Wenn das islamische Gebiet sich gegen einen massiven Angriff verteidigen muß, um seine
Existenz zu sichern, dann sind alle Muslime gerufen, sich für diese Sache Gottes
einzusetzen. In weniger dramatischen Situationen geht man davon aus, daß die Pflicht zum
heiligen Krieg dieser Gemeinschaft und dem Staat obliegt und daß dieser Pflicht Genüge
getan wird, wenn an einem Ort des islamischen Gebiets, irgendwo in der Welt, Bemühungen
um die Ausbreitung des Machtbereichs des Islams unternommen werden. Die islamische
Gemeinschaft braucht somit nicht dafür zu sorgen, daß alle erwachsenen Männer zu
aktiven Kämpfern des heiligen Kriegs werden und daß eine Art Gegenmobilmachung verfügt
wird, was den Staat lahmlegen könnte. Die Bestimmung, die die Pflicht zum Krieg als
Pflicht der Gemeinschaft erklärt, beinhaltet auch, daß nicht einzelne Muslime den Krieg
erklären dürfen und damit den gesamten Staat in ein unkontrolliertes Abenteuer stürzen
können. Die Verantwortung für die Einschätzung der Lage, für Kriegserklärung und
Führung der Kampfhandlungen steht in der ausschließlichen Zuständigkeit der
Staatsleitung.
Der Staat darf sich aber der Pflicht zum heiligen Krieg nicht entledigen, denn diese ist
seine ständige Pflicht.
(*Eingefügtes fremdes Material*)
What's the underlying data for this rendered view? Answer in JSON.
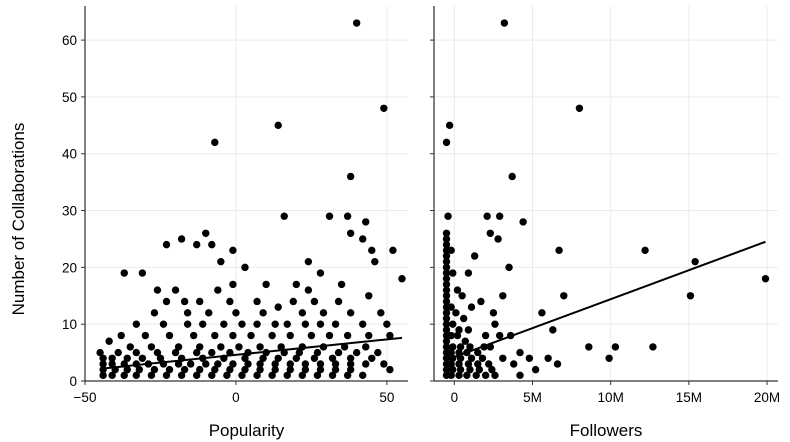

Der Einsatz für den Islam hört grundsätzlich erst dann auf,
wenn alle Menschen den Glauben an Gott angenommen oder gar sich zum Islam bekehrt haben.
Das Endziel des Kampfes "auf dem Wege Gottes", wie sich der Koran ausdrückt (z.
B. 2, 1930 und viele andere Stellen) wird erst erreicht, wenn auch das Gebiet der Feinde
dem Gebiet des Islams angeschlossen wird, wenn der Unglaube endgültig ausgerottet ist,
wenn die Nicht-Muslime sich der Oberherrschaft des Islams unterworfen haben. Solange die
alleinige Herrschaft des Islams nicht die ganze Welt umfaßt, bleibt der heilige Krieg ein
Dauerzustand, und zwar ein solcher, der entweder durch militärische Aktionen oder
wenigstens durch politische Versuche oder auf irgendeine andere Weise erfolgen muß.